A/B Testing

Compare prompt versions with statistical rigor to make confident, data-driven decisions about which performs better.

What is A/B Testing?#

A/B testing (also called split testing) compares two prompt versions by running them against the same inputs and statistically analyzing which performs better. Unlike casual comparison, A/B testing provides mathematical confidence that differences are real, not due to random variation.

Controlled Comparison

Both versions run on identical inputs for fair, unbiased comparison.

Statistical Analysis

Get p-values, confidence intervals, and effect sizes for your results.

Clear Winner

Know with 95%+ confidence which version performs better.

Quantify Improvement

Measure exactly how much better one version is (e.g., 12% improvement).

A/B vs. Batch Evaluation

Batch evaluation tells you how well a prompt performs. A/B testing tells you which of two prompts performs better—and whether that difference is statistically significant. Use batch evaluation for quality measurement, A/B testing for decision-making.

When to Use A/B Testing#

A/B testing is most valuable when you need to make a decision between two approaches and want confidence in your choice:

Scenario	Use A/B Testing?	Why
Choosing between two prompt approaches	Yes	Get statistical confidence in which is better
Validating a prompt change improves quality	Yes	Confirm improvement is real, not noise
Comparing different AI models	Yes	Understand which model works best for your use case
Quick feedback during development	No	Use Playground for fast iteration
General quality check before deployment	No	Use batch evaluation for overall quality
Regression testing against baseline	Maybe	A/B test for close calls, regression for gates

Setting Up a Test#

Follow these steps to run a rigorous A/B test:

Define Your Hypothesis

Before testing, clearly state what you're testing and what you expect. For example: "Version B with explicit step-by-step instructions will score higher on completeness than Version A with general instructions."

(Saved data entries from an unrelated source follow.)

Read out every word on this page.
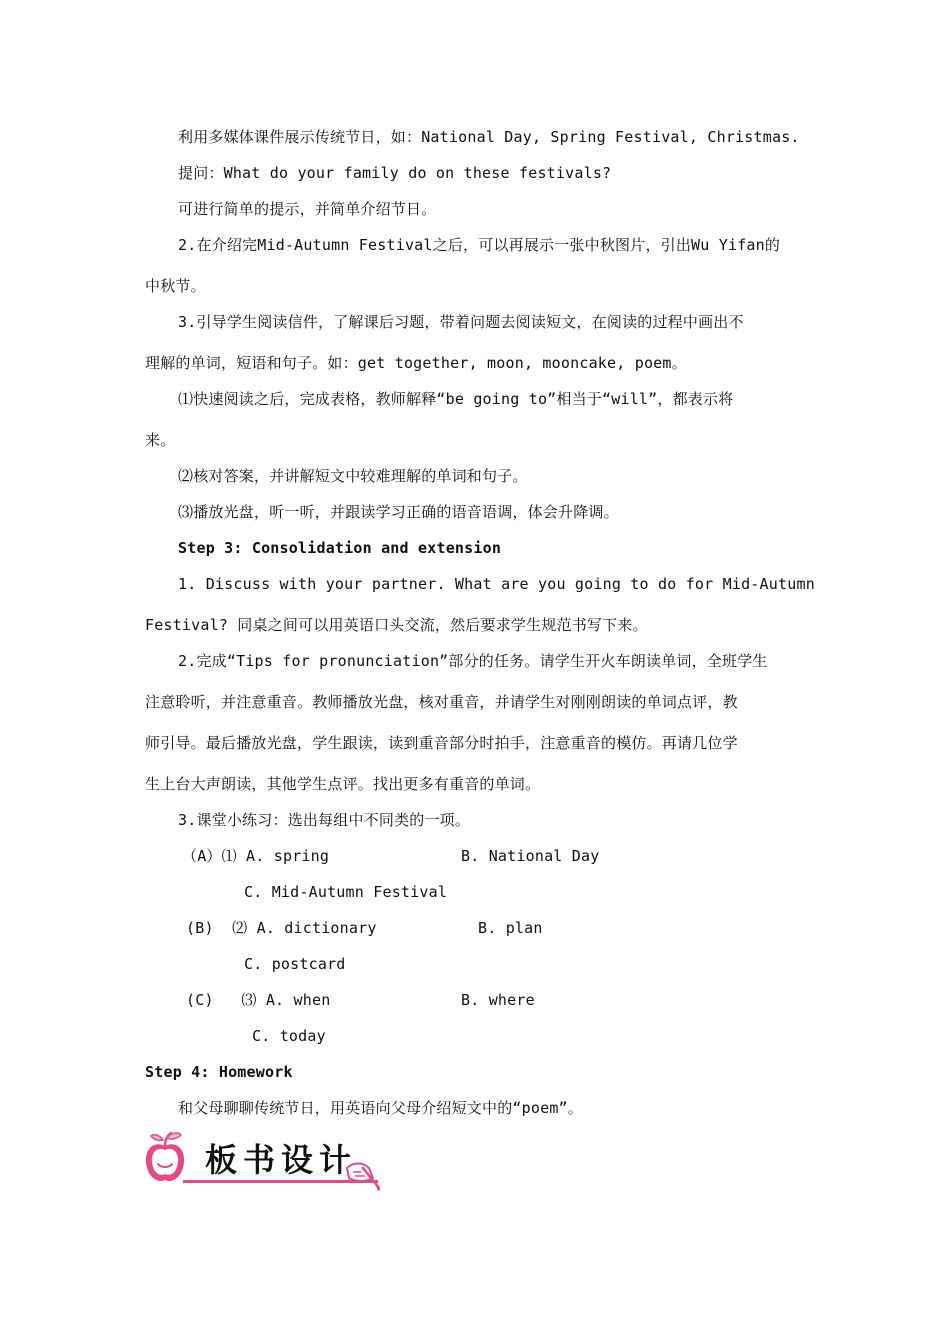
利用多媒体课件展示传统节日，如：National Day, Spring Festival, Christmas.
提问：What do your family do on these festivals?
可进行简单的提示，并简单介绍节日。
2.在介绍完Mid-Autumn Festival之后，可以再展示一张中秋图片，引出Wu Yifan的
中秋节。
3.引导学生阅读信件，了解课后习题，带着问题去阅读短文，在阅读的过程中画出不
理解的单词，短语和句子。如：get together, moon, mooncake, poem。
⑴快速阅读之后，完成表格，教师解释“be going to”相当于“will”，都表示将
来。
⑵核对答案，并讲解短文中较难理解的单词和句子。
⑶播放光盘，听一听，并跟读学习正确的语音语调，体会升降调。
Step 3: Consolidation and extension
1. Discuss with your partner. What are you going to do for Mid-Autumn
Festival? 同桌之间可以用英语口头交流，然后要求学生规范书写下来。
2.完成“Tips for pronunciation”部分的任务。请学生开火车朗读单词，全班学生
注意聆听，并注意重音。教师播放光盘，核对重音，并请学生对刚刚朗读的单词点评，教
师引导。最后播放光盘，学生跟读，读到重音部分时拍手，注意重音的模仿。再请几位学
生上台大声朗读，其他学生点评。找出更多有重音的单词。
3.课堂小练习：选出每组中不同类的一项。
（A）⑴ A. spring	B. National Day
C. Mid-Autumn Festival
(B)  ⑵ A. dictionary	B. plan
C. postcard
(C)   ⑶ A. when	B. where
C. today
Step 4: Homework
和父母聊聊传统节日，用英语向父母介绍短文中的“poem”。
板书设计
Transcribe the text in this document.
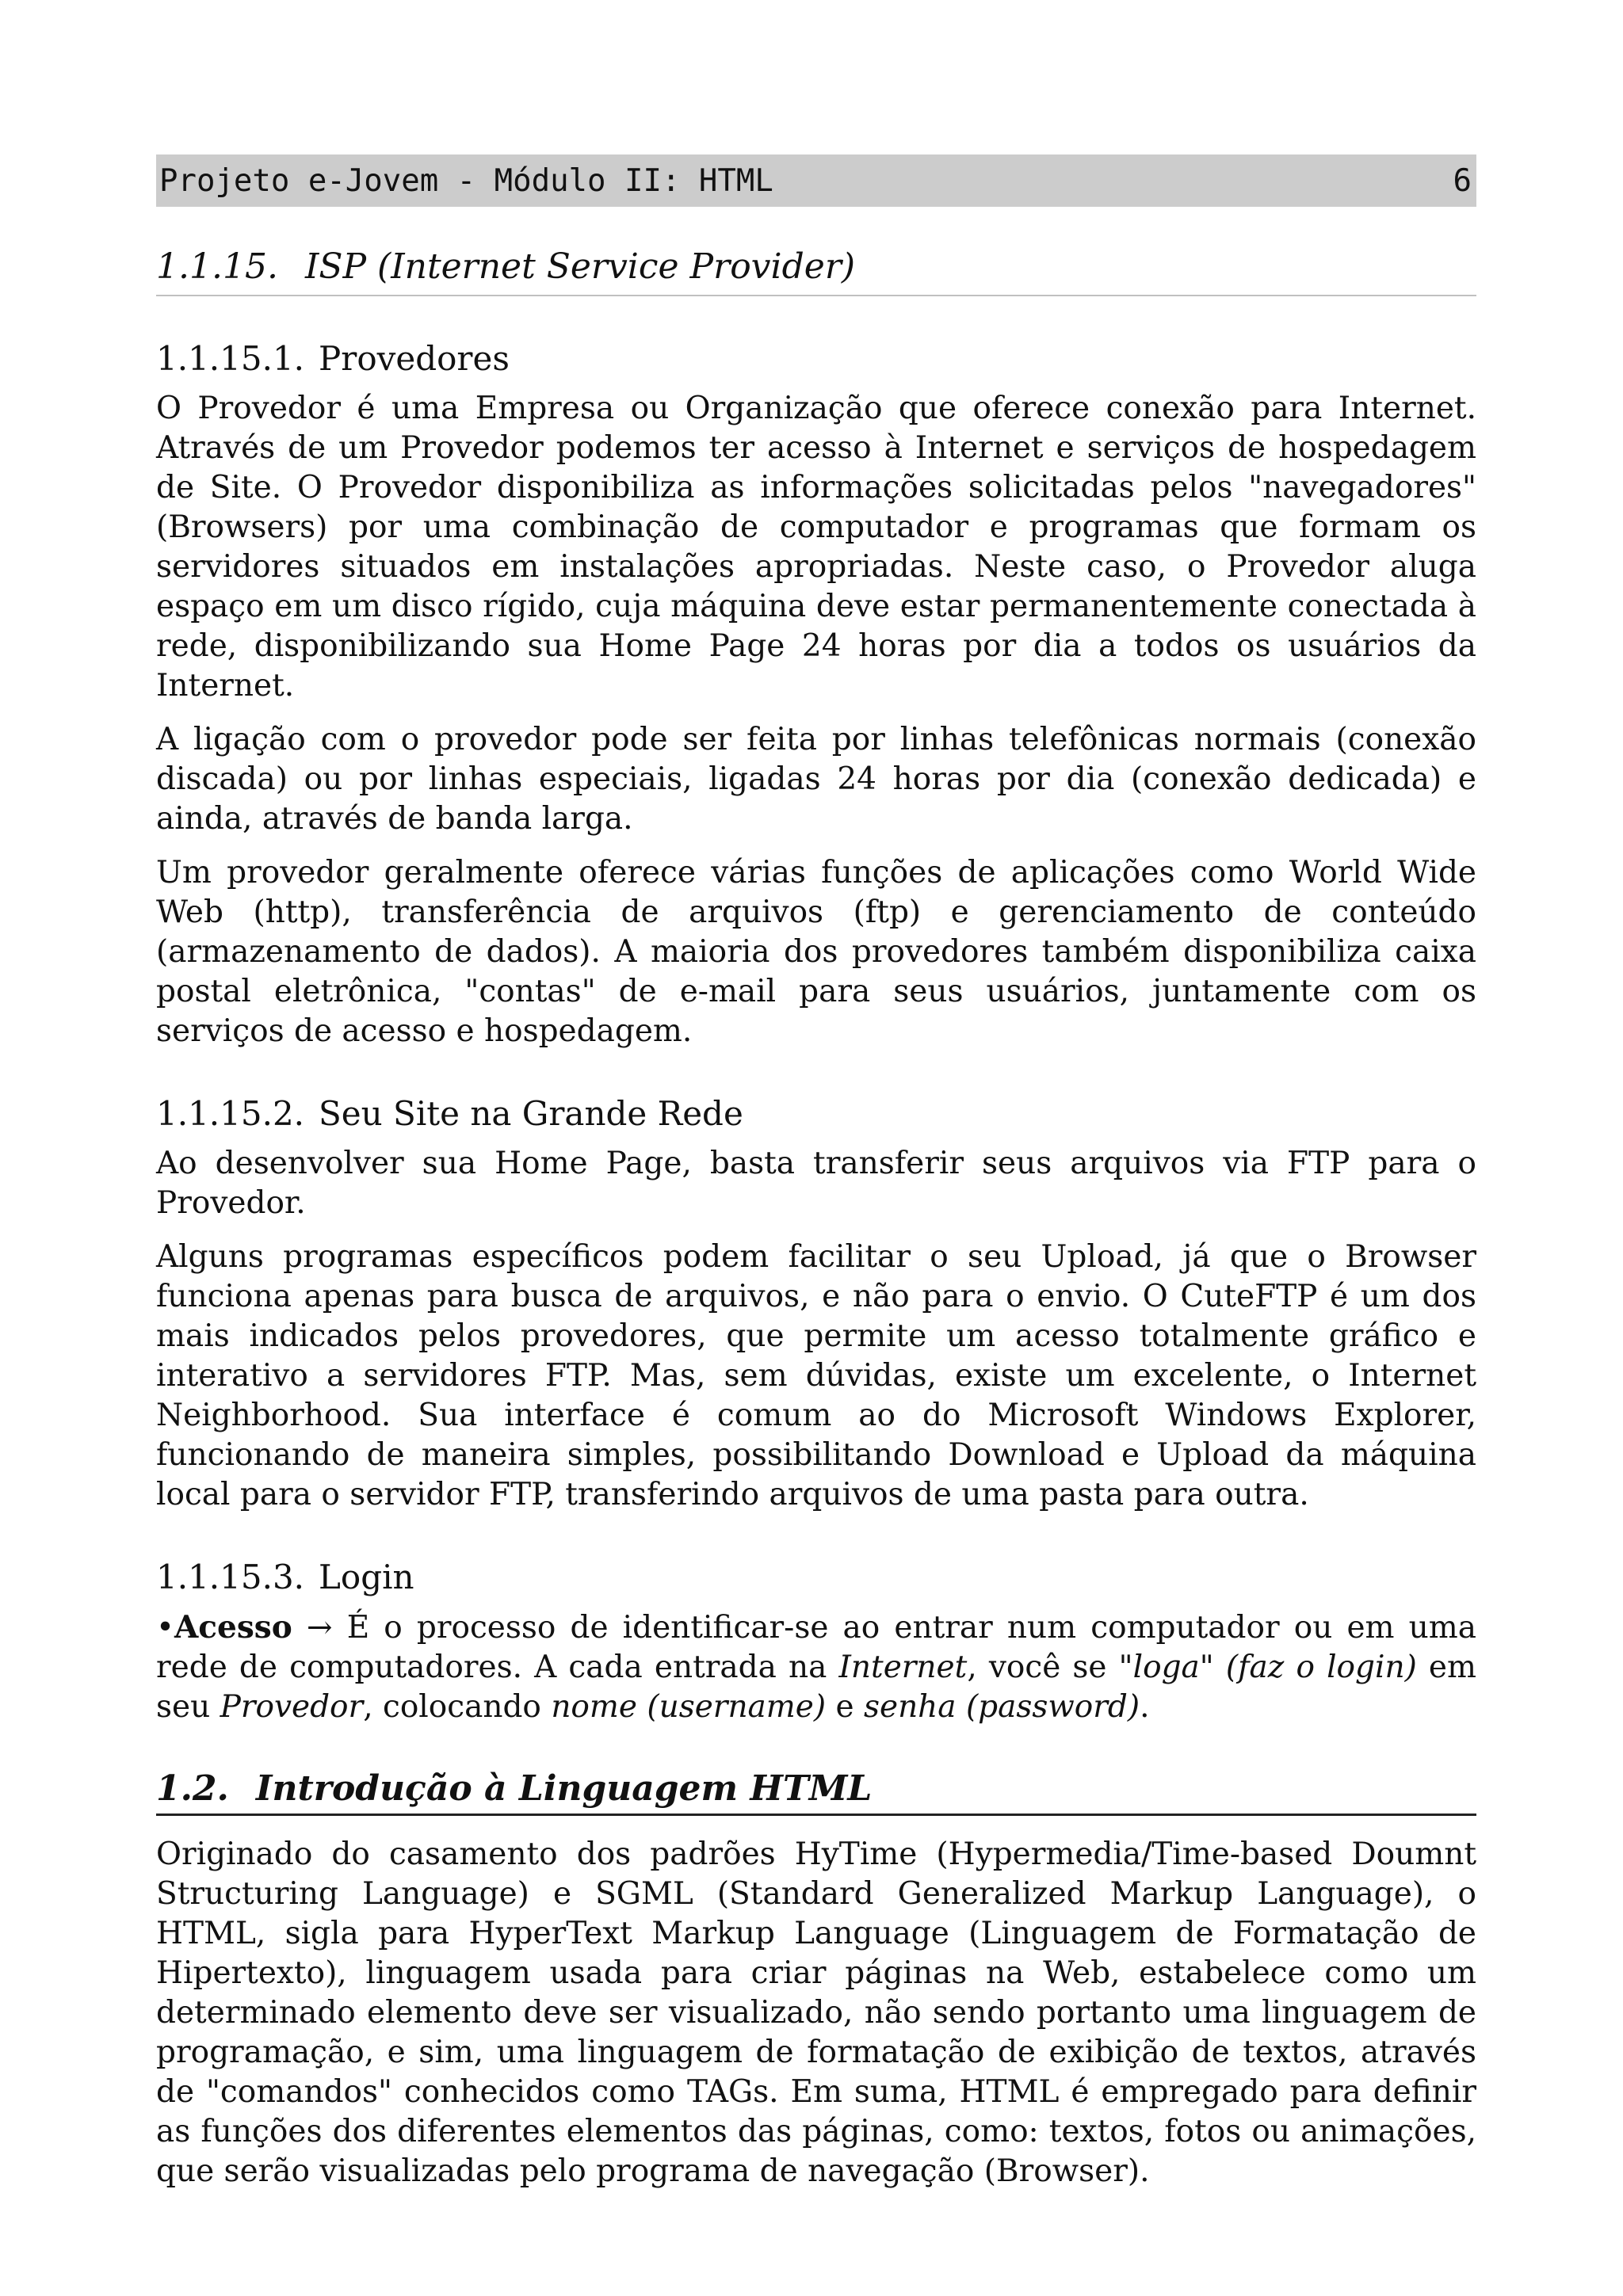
Projeto e-Jovem - Módulo II: HTML	6
1.1.15. ISP (Internet Service Provider)
1.1.15.1. Provedores

O Provedor é uma Empresa ou Organização que oferece conexão para Internet. Através de um Provedor podemos ter acesso à Internet e serviços de hospedagem de Site. O Provedor disponibiliza as informações solicitadas pelos "navegadores" (Browsers) por uma combinação de computador e programas que formam os servidores situados em instalações apropriadas. Neste caso, o Provedor aluga espaço em um disco rígido, cuja máquina deve estar permanentemente conectada à rede, disponibilizando sua Home Page 24 horas por dia a todos os usuários da Internet.

A ligação com o provedor pode ser feita por linhas telefônicas normais (conexão discada) ou por linhas especiais, ligadas 24 horas por dia (conexão dedicada) e ainda, através de banda larga.

Um provedor geralmente oferece várias funções de aplicações como World Wide Web (http), transferência de arquivos (ftp) e gerenciamento de conteúdo (armazenamento de dados). A maioria dos provedores também disponibiliza caixa postal eletrônica, "contas" de e-mail para seus usuários, juntamente com os serviços de acesso e hospedagem.

1.1.15.2. Seu Site na Grande Rede

Ao desenvolver sua Home Page, basta transferir seus arquivos via FTP para o Provedor.

Alguns programas específicos podem facilitar o seu Upload, já que o Browser funciona apenas para busca de arquivos, e não para o envio. O CuteFTP é um dos mais indicados pelos provedores, que permite um acesso totalmente gráfico e interativo a servidores FTP. Mas, sem dúvidas, existe um excelente, o Internet Neighborhood. Sua interface é comum ao do Microsoft Windows Explorer, funcionando de maneira simples, possibilitando Download e Upload da máquina local para o servidor FTP, transferindo arquivos de uma pasta para outra.

1.1.15.3. Login

•Acesso → É o processo de identificar-se ao entrar num computador ou em uma rede de computadores. A cada entrada na Internet, você se "loga" (faz o login) em seu Provedor, colocando nome (username) e senha (password).

1.2. Introdução à Linguagem HTML

Originado do casamento dos padrões HyTime (Hypermedia/Time-based Doumnt Structuring Language) e SGML (Standard Generalized Markup Language), o HTML, sigla para HyperText Markup Language (Linguagem de Formatação de Hipertexto), linguagem usada para criar páginas na Web, estabelece como um determinado elemento deve ser visualizado, não sendo portanto uma linguagem de programação, e sim, uma linguagem de formatação de exibição de textos, através de "comandos" conhecidos como TAGs. Em suma, HTML é empregado para definir as funções dos diferentes elementos das páginas, como: textos, fotos ou animações, que serão visualizadas pelo programa de navegação (Browser).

Select Version A (Control)

Choose your baseline version—usually the current production prompt or the simpler of two approaches. This is your control against which you'll measure improvement.

Select Version B (Challenger)

Choose the version you want to test against the baseline. This should differ from Version A in a specific, documented way.

Choose Test Dataset

Select a test dataset with representative inputs. The dataset should be large enough for statistical significance (minimum 30 cases, ideally 50+).

Configure Success Metrics

Decide which metrics matter most before seeing results. Define your primary metric (the one that determines the winner) and any secondary metrics to monitor.

Run the Test

Click Start A/B Test. Both versions run against every test case. Results are collected and analyzed automatically.

A/B Test Configuration

json

{
  "testName": "Step-by-step vs. General Instructions",
  "hypothesis": "Explicit steps will improve completeness",
  "versionA": {
    "promptId": "prompt_123",
    "version": 5,
    "label": "General instructions (control)"
  },
  "versionB": {
    "promptId": "prompt_123",
    "version": 6,
    "label": "Step-by-step instructions (challenger)"
  },
  "datasetId": "dataset_456",
  "primaryMetric": "completeness",
  "secondaryMetrics": ["coherence", "overall"],
  "confidenceLevel": 0.95,
  "minimumEffectSize": 0.1
}

Sample Size & Power#

Sample size determines how small a difference you can reliably detect. Too few test cases means you might miss real improvements or falsely conclude there's no difference.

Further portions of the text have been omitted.